WASHINGTON, D.C. – Today, America First Legal (AFL) filed a lawsuit on behalf of its client against International Business Machines Corporation (IBM) for allegedly violating Title VII of the Civil Rights Act of 1964 by terminating AFL’s client to meet their race and sex-based employment quotas. This is the second case AFL has filed in recent months related to alleged unlawful employment practices at IBM or its subsidiary entities.
AFL’s Client
AFL’s client began working for IBM in October 2016 as a Senior Managing Consultant supporting existing clients on long-term projects. He was a model employee and consistently received high scores on IBM’s primary employee performance metric, the “Net Promotor Score,” which is calculated directly from client feedback and overall satisfaction.

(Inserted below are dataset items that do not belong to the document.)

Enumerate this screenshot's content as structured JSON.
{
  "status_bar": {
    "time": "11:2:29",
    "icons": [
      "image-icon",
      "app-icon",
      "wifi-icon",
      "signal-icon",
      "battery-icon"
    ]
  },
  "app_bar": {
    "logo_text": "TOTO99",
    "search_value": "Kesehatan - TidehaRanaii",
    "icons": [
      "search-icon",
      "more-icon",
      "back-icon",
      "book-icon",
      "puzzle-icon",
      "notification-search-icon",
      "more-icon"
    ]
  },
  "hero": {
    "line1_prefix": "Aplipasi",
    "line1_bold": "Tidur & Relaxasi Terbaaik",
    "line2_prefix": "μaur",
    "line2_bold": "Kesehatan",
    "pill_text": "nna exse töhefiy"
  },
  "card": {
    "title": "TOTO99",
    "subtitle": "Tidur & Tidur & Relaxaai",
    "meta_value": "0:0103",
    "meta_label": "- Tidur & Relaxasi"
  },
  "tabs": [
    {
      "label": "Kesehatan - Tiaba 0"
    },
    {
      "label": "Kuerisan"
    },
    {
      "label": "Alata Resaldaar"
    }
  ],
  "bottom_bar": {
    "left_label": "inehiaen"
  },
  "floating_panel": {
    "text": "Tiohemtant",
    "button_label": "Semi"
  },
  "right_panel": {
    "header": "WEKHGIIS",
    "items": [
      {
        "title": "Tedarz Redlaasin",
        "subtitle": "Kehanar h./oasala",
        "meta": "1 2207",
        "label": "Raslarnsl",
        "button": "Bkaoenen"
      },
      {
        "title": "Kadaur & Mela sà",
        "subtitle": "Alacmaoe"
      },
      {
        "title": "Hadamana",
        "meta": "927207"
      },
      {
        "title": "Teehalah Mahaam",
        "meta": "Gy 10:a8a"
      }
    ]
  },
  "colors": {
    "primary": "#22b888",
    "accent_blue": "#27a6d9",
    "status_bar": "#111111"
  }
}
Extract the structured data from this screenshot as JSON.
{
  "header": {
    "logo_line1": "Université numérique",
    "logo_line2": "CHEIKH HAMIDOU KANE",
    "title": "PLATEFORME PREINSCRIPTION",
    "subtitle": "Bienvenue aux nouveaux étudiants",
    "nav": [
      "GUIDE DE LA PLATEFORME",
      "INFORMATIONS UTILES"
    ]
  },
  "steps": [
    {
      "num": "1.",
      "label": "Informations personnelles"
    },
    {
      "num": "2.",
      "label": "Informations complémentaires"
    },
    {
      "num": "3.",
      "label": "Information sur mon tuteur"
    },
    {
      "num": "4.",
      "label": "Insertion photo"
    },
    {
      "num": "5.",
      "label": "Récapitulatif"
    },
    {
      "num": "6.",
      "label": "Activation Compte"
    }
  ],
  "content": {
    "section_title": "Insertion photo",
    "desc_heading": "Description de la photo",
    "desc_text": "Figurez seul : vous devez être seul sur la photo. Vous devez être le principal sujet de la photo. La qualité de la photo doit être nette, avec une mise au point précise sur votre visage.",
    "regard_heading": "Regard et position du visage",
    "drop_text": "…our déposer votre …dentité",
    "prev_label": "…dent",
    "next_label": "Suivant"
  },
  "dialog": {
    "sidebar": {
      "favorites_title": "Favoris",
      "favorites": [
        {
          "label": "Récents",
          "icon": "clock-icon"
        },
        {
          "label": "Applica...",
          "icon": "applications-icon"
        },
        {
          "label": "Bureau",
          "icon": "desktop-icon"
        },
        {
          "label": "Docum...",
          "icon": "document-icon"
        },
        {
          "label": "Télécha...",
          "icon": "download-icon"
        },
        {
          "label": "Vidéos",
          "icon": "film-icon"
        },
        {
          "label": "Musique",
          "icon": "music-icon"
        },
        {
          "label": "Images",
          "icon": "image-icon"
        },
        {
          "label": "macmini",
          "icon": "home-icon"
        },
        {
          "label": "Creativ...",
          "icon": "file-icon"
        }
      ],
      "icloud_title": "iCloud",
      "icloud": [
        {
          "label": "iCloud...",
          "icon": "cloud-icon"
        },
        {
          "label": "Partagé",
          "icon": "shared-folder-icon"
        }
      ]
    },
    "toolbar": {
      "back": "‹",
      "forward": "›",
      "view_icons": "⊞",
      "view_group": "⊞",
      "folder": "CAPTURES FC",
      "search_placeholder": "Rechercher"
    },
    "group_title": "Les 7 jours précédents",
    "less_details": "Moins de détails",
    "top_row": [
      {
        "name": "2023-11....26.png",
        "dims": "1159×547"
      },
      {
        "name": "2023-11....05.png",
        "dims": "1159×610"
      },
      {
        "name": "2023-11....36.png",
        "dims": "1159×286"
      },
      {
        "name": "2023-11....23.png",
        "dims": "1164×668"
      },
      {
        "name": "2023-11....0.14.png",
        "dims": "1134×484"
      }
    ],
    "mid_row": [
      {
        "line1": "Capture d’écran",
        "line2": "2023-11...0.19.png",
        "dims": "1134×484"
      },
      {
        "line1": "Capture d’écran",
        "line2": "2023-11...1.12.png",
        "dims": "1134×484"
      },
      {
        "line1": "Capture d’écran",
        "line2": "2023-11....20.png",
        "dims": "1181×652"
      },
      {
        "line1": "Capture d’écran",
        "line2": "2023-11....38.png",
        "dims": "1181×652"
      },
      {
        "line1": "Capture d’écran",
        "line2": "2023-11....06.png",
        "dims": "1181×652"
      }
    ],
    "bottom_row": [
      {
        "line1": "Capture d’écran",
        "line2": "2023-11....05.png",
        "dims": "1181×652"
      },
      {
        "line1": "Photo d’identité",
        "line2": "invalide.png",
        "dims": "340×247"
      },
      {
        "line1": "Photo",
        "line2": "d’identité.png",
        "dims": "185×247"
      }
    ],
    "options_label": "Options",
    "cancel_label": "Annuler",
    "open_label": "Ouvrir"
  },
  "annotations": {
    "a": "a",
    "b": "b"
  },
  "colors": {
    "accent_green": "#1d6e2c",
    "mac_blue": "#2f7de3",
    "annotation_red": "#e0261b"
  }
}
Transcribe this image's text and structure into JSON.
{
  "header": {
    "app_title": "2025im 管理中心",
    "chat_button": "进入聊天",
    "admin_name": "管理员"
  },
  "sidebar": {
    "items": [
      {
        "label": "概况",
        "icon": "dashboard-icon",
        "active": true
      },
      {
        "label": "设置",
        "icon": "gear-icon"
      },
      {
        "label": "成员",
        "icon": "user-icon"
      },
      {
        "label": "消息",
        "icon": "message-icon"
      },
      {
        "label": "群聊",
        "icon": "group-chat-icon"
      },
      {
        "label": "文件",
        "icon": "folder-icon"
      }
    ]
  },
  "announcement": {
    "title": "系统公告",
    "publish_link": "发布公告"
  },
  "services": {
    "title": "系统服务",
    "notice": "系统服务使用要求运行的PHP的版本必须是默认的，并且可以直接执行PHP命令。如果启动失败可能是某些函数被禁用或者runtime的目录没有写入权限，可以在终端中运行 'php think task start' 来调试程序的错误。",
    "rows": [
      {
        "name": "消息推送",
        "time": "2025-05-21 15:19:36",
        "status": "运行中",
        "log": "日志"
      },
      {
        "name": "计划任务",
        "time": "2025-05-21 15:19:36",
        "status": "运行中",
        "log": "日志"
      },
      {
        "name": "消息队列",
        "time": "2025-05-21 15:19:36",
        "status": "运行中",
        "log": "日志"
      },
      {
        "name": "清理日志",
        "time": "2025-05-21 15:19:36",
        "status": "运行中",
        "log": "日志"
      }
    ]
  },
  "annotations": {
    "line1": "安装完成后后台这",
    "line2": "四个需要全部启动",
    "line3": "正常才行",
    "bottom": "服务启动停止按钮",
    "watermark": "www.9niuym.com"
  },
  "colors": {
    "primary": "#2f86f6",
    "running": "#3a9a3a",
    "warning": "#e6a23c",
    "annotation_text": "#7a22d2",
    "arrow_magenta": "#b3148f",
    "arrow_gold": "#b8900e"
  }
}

While at IBM, AFL’s client received strong performance reviews and was publicly recognized on multiple occasions in his division’s monthly all-hands meetings for his outstanding performance, with management quoting his feedback from clients and applauding his work.
By all accounts, AFL’s client was a high-performing employee at IBM.
In July 2023, without notice or warning, IBM placed AFL’s client on a Performance Improvement Plan (PIP), citing reasons completely outside of his job description, work history, and control. Even worse, the PIP was generalized, vague, and lacked any concrete measures or metrics for success.
Despite this, AFL’s client made a good-faith effort to follow the terms of the PIP and keep his job at IBM. He requested resources from IBM to help him secure a prospective client, which went largely unanswered. In October 2023, IBM terminated his employment.
IBM’s Discriminatory Policie
At the time that AFL’s client was fired, IBM’s corporate policies incentivized executives to make decisions about employees based on their race and sex. These incentives, which included executive bonuses, were directly tied to IBM’s race and sex quotas for employees, which are illegal under federal law.